Our government at work. Welcome to the Police State of America where the only real revenue comes from locking people up. There is no more parole. Why would a private prison company let you go when they can make money from you? Prisoners are huge business. So lock up everyone that even smells wrong.
targeted Windows machines... for now.
Another example of why you shouldn’t use Windows.
Lamers.
Schmucks
Read the legal docs, the custom code only targeted the end users looking for child porn and those particular sites hosting it.
Any stupid fuck who thinks law enforcement should these means to find pedaphiles to reevaluate reality
re: Schmucks
should= shouldn’t, and your missing a ‘needs’?
Everything I’ve read says it targeted the entirety of sites hosted on freedom hosting, including Tormail.
Please site your source on these legal documents, I’m sure I wouldn’t be the only one interested.
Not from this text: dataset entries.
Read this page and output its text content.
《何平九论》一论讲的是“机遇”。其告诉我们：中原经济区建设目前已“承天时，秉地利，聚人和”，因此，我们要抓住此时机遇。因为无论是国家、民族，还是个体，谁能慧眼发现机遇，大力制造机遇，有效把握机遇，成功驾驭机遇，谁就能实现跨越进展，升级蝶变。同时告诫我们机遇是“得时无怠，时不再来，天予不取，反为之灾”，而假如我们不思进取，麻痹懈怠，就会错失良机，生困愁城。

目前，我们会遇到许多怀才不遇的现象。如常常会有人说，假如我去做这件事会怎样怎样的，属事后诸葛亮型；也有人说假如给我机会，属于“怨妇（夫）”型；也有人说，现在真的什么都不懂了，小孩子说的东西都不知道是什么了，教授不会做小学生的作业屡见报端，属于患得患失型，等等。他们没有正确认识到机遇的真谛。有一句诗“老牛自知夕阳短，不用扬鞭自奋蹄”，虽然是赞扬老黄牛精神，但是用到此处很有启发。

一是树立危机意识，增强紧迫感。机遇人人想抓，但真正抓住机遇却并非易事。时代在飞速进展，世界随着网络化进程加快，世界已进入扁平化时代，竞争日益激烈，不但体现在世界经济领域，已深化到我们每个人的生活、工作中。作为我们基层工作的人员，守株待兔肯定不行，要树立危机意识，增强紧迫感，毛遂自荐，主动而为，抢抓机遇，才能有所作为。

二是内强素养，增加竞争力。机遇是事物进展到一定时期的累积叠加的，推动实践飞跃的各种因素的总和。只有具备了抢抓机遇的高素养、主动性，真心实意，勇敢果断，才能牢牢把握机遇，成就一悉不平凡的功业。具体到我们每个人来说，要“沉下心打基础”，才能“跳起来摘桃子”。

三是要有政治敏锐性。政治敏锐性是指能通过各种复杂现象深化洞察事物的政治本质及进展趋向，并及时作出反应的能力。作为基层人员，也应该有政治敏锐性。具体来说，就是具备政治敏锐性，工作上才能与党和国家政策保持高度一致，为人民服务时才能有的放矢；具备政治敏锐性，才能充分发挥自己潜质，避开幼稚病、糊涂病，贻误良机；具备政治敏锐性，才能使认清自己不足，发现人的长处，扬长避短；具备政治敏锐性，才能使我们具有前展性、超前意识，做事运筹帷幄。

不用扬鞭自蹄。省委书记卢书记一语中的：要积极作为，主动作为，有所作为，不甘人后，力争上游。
I think most anyone would agree there’s a huge difference between targeting pedo’s, and targeting everyone.
The means justify the ends. We need to find one criminal (fair, noble goal that should be pursued) but to do so we are gonna spy on 3 billion people. Sounds fair.
Re: Re:
The tighter your grip, the darker the head will turn.
The tighter your grip! The more star systems will slip through your fingers.